Postgres LIKE Operator - 1 Tip To Make Your Query 80 Times Faster
I love SQL and I love Postgres. I've been playing around with the ~8 million unclaimed asset records in New York, and have been struggling with an efficient way to do a name search.
My problem is that the owner name on unclaimed property records comes through as one field, so if Homer Simpson had unclaimed money waiting for him, the official record could come through as a string like this:
SIMPSON HOMER
Or like this:
HOMER SIMPSON
It gets even worse for business names, they get all messed up and can come through a bunch of different ways.

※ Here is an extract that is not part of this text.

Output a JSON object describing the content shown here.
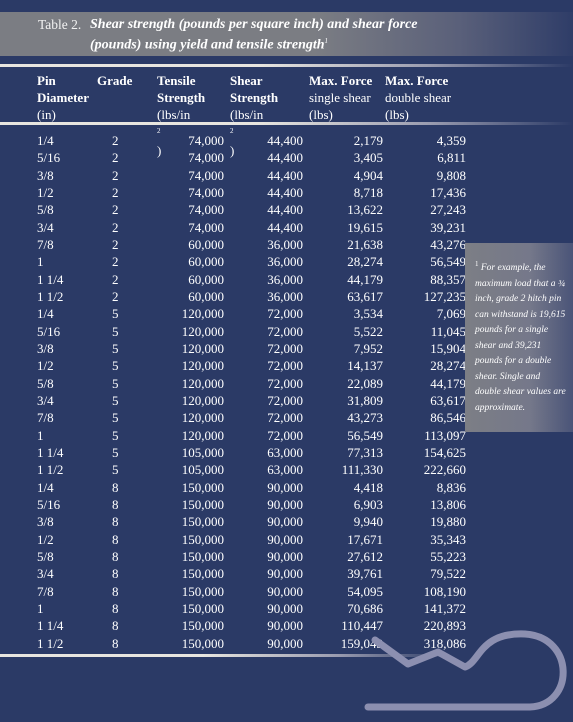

If the names came through in a predictable format, we could just use the LIKE command and have the first part of the string set, like this:
AND owner_name like 'SIMPSON%'
That query uses the index on owner_name efficiently, and comes back really quickly, here's the query plan:
That query took 40 ms over 8M rows.
HOWEVER, since the data comes to us all jumbled, we have to do this with our LIKE statement:
AND owner_name like '%SIMPSON%'
That totally hoses performance, since now Postgres can't use the index anymore because the leading % means that the database can't take advantage of the sorted nature of the B-tree index, as it has to scan for the substring at any position within the string. Booo!
Here's the query plan:
The query plan is the same, but since the database has to search through all records, it takes 3.2 seconds to come back, which is over 80 times slower!
Conclusion
WIth great power comes great responsibility. The LIKE operator is AWESOME. However, make sure you understand what how it's operating under the covers to make sure your queries sing instead of sleep.